Uma operação conjunta entre a Polícia Civil, através da Delegacia de Defesa do Consumidor (DDCON), e o Departamento de Vigilância Sanitária Municipal de Boa Vista (Devisa), resultou na apreensão de 18 câmaras de bronzeamento artificial proibidas, nesta sexta-feira (13). O equipamento emite radiação ultravioleta e oferece risco à saúde, incluindo queimaduras, lesões oculares, envelhecimento precoce, rugas, cicatrizes e câncer de pele.
A Operação Marquinha Proibida fiscalizou dez endereços ligados ao bronzeamento artificial em sete bairros da capital. Além dos aparelhos, foram apreendidos cadernos, livros de registros e anotações de consumidores.
O delegado Rodrigo Gomides, titular da DDCON, explicou que as investigações começaram após denúncias do Devisa e relatos de clientes.
“Instauramos inquérito para investigar possíveis crimes contra o consumidor e a saúde pública. Uma mulher relatou queimaduras após utilizar uma das câmaras”, disse.
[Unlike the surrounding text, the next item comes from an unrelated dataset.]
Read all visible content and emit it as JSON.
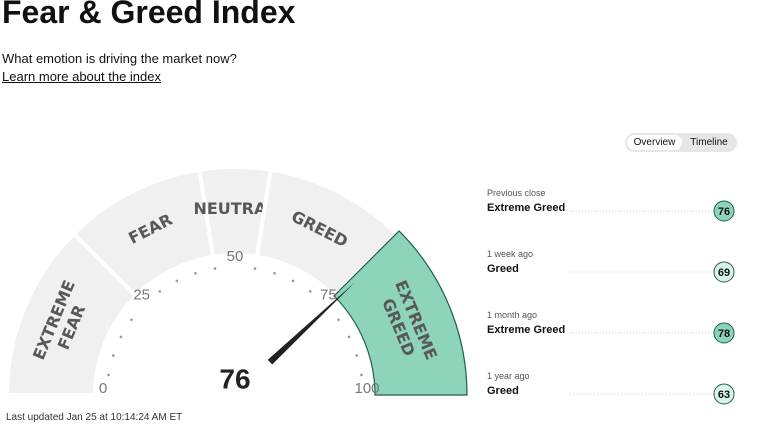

As fiscalizações identificaram ampla divulgação dos serviços em redes sociais, especialmente Instagram, com postagens diárias oferecendo o bronzeamento artificial.
Em um imóvel, o endereço estava fechado e, após tentativas de contato com a proprietária e advogada, o Grupo de Resposta Tática (GRT) precisou ser acionado. A responsável não foi localizada, levantando suspeita de fuga.
Em outro estabelecimento, um jabuti foi encontrado em cativeiro. O animal foi encaminhado ao órgão ambiental competente, e o responsável autuado na Delegacia de Proteção ao Meio Ambiente (DPMA).
Gomides ressaltou os riscos à saúde. “Os equipamentos são proibidos no Brasil desde 2009 por uma resolução da Anvisa [Agência Nacional de Vigilância Sanitária].”
O diretor do Devisa, João Neto, destacou a importância da operação. “A ação retirou equipamentos irregulares de circulação, protegendo a saúde da população e reforçando os princípios do Sistema Único de Saúde [SUS].”
As investigações seguem para identificar outros possíveis envolvidos e estabelecimentos irregulares.